Allende wollte einen Sozialismus mit Rotwein und Empanadas, den traditionellen Fleischtaschen, das heißt, einen volksnahen Sozialismus – erinnert sich der chilenische Wirtschaftswissenschaftler José Salvador.

""Alle Chilenen sollten Zugang zu Bildung und zur Gesundheitsversorgung haben. Die Einkommen sollten gerechter verteilt werden, und die Arbeiter ein stärkeres Mitspracherecht in den Unternehmensführungen bekommen. Um all das zu erreichen, waren strukturelle Veränderungen notwendig."

Die wichtigste der Reformen Salvador Allendes: die Verstaatlichung des lukrativen Kupferbergbaus, der bis dahin vor allem in US-amerikanischer Hand gewesen war.

"Mit dieser Verfassungsreform gehen die Kupferminen in nationales Eigentum über. Und die Bodenschätze unseres Landes werden für den Staat bewahrt."

erklärte der chilenische Präsident 1971. Bis heute ist die Kupferindustrie Chiles wichtigste Einnahmequelle. Im Parlament stimmten alle Parteien der von Allende betriebenen Verstaatlichung zu. Es war eine der wenigen politischen Maßnahmen, bei denen der Sozialist Konsens erzielte. Nachdem das erste Amtsjahr 1971 für ihn weitgehend positiv verlaufen war, rutschten Allende und die Unidad Popular in die Krise. Claudia Zilla:

"Es gab Maßnahmen, wie zum Beispiel Landübernahmen, die eher gewalttätig gelaufen waren, und die zugelassen wurden. Oder die Legalisierung von Gruppen, die an gewalttätigen Aktionen teilgenommen hatten. Das heißt, es wurde der demokratische Weg zum Sozialismus vertreten, gleichzeitig aber gab es Aktionen, die dem widersprachen. Und die Nationalisierungen waren nicht immer mit einer finanziellen Entschädigung begleitet."

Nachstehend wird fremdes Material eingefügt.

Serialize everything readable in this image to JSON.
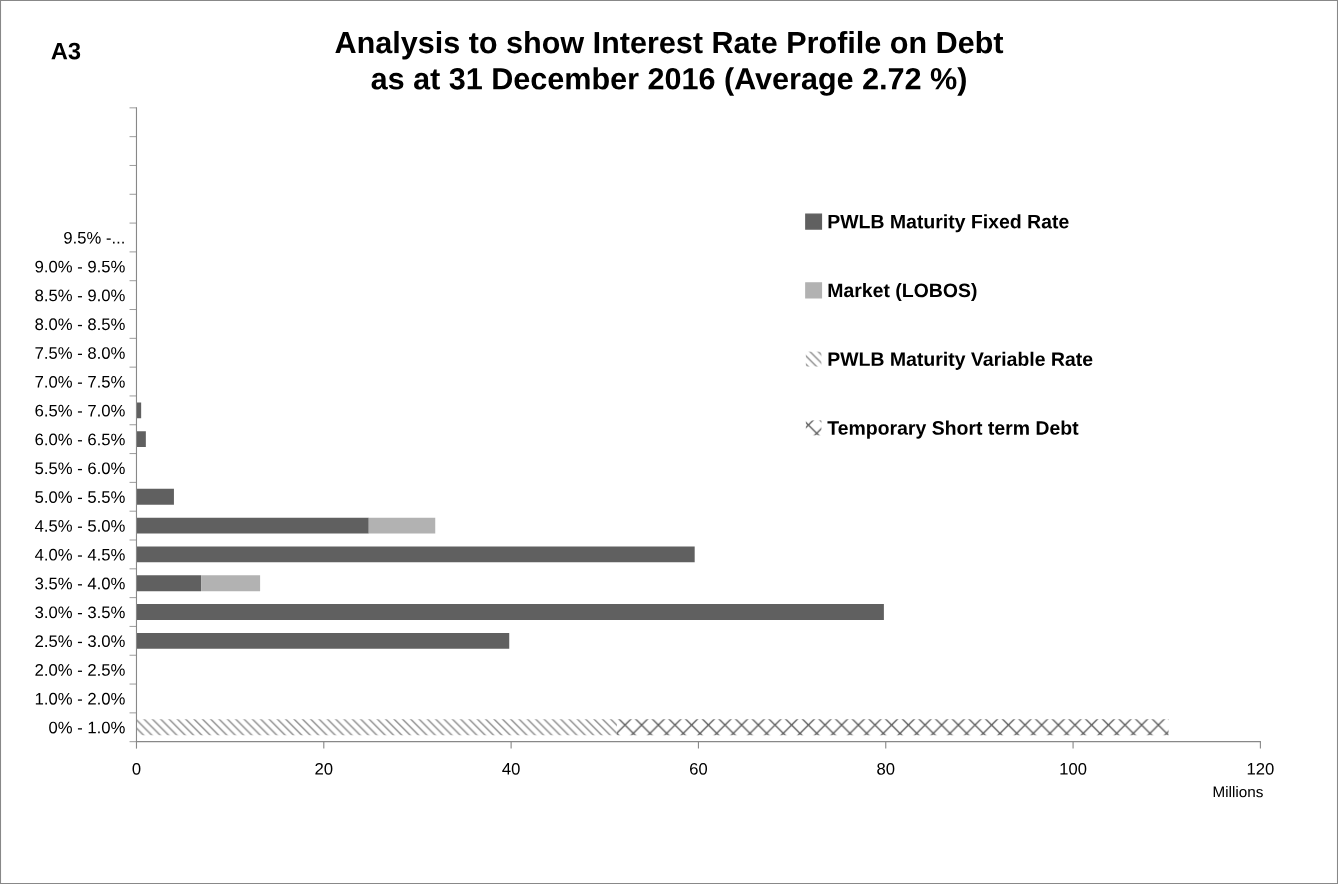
{
  "chart_data": {
    "type": "bar",
    "orientation": "horizontal",
    "stacked": true,
    "title": "Analysis to show Interest Rate Profile on Debt\nas at 31 December 2016 (Average 2.72 %)",
    "annotations": [
      "A3"
    ],
    "xlabel": "Millions",
    "categories": [
      null,
      null,
      null,
      null,
      "9.5% -...",
      "9.0% - 9.5%",
      "8.5% - 9.0%",
      "8.0% - 8.5%",
      "7.5% - 8.0%",
      "7.0% - 7.5%",
      "6.5% - 7.0%",
      "6.0% - 6.5%",
      "5.5% - 6.0%",
      "5.0% - 5.5%",
      "4.5% - 5.0%",
      "4.0% - 4.5%",
      "3.5% - 4.0%",
      "3.0% - 3.5%",
      "2.5% - 3.0%",
      "2.0% - 2.5%",
      "1.0% - 2.0%",
      "0% - 1.0%"
    ],
    "series": [
      {
        "name": "PWLB Maturity Fixed Rate",
        "color": "#606060",
        "values": [
          null,
          null,
          null,
          null,
          null,
          null,
          null,
          null,
          null,
          null,
          0.5,
          1.0,
          null,
          4.0,
          24.8,
          59.6,
          6.9,
          79.8,
          39.8,
          null,
          null,
          null
        ]
      },
      {
        "name": "Market (LOBOS)",
        "color": "#b2b2b2",
        "values": [
          null,
          null,
          null,
          null,
          null,
          null,
          null,
          null,
          null,
          null,
          null,
          null,
          null,
          null,
          7.1,
          null,
          6.3,
          null,
          null,
          null,
          null,
          null
        ]
      },
      {
        "name": "PWLB Maturity Variable Rate",
        "color": "#8c8c8c",
        "values": [
          null,
          null,
          null,
          null,
          null,
          null,
          null,
          null,
          null,
          null,
          null,
          null,
          null,
          null,
          null,
          null,
          null,
          null,
          null,
          null,
          null,
          51.3
        ]
      },
      {
        "name": "Temporary Short term Debt",
        "color": "#606060",
        "values": [
          null,
          null,
          null,
          null,
          null,
          null,
          null,
          null,
          null,
          null,
          null,
          null,
          null,
          null,
          null,
          null,
          null,
          null,
          null,
          null,
          null,
          58.9
        ]
      }
    ],
    "xlim": [
      0,
      120
    ],
    "xticks": [
      0,
      20,
      40,
      60,
      80,
      100,
      120
    ],
    "grid": false,
    "legend": "right"
  }
}
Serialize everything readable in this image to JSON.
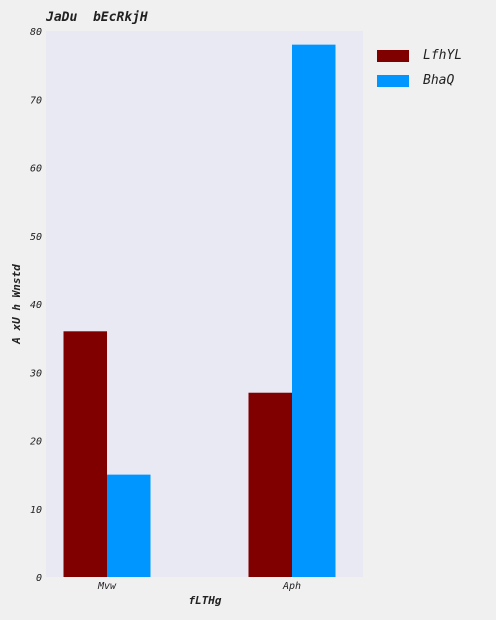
{
  "chart_data": {
    "type": "bar",
    "title": "JaDu  bEcRkjH",
    "xlabel": "fLTHg",
    "ylabel": "A xU  h Wnstd",
    "categories": [
      "Mvw",
      "Aph"
    ],
    "series": [
      {
        "name": "LfhYL",
        "values": [
          36,
          27
        ],
        "color": "#800000"
      },
      {
        "name": "BhaQ",
        "values": [
          15,
          78
        ],
        "color": "#0096ff"
      }
    ],
    "ylim": [
      0,
      80
    ],
    "yticks": [
      0,
      10,
      20,
      30,
      40,
      50,
      60,
      70,
      80
    ],
    "legend_position": "outside-right-top",
    "grid": false,
    "plot_background": "#e9e9f3"
  }
}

Die Polarisierung zwischen links und rechts nahm immer weiter zu. Seine Regierung verlor die Unterstützung der Christdemokraten, die Mittelschicht wandte sich ab. Das lag auch an den wirtschaftlichen Problemen: Streiks, Versorgungsengpässe und Inflation. Die Bestrebungen der chilenischen Rechten, Allendes Regierung zu destabilisieren, wurden von den USA unterstützt. Oppositionsmedien und Streitkräfte erhielten Geld aus Washington. Nach den Worten des damaligen Außenministers Henry Kissinger schuf seine Regierung "die größtmöglichen Voraussetzungen für einen Putsch in Chile”. Im August 1973 wurde Augusto Pinochet Heeres-Chef. Knapp drei Wochen später ergriffen die Militärs die Macht. Am 11. September bombardierten sie den Regierungspalast Moneda. Bevor Präsident Allende dort starb – ob durch Selbstmord oder Mord ist nicht zweifelsfrei geklärt – richtete er eine letzte Radiobotschaft an die Chilenen:

"Ich werde nicht zurücktreten. Ich werde die Treue des Volkes mit meinem Leben bezahlen. Die Geschichte ist unser, sie wird von den Völkern geschrieben."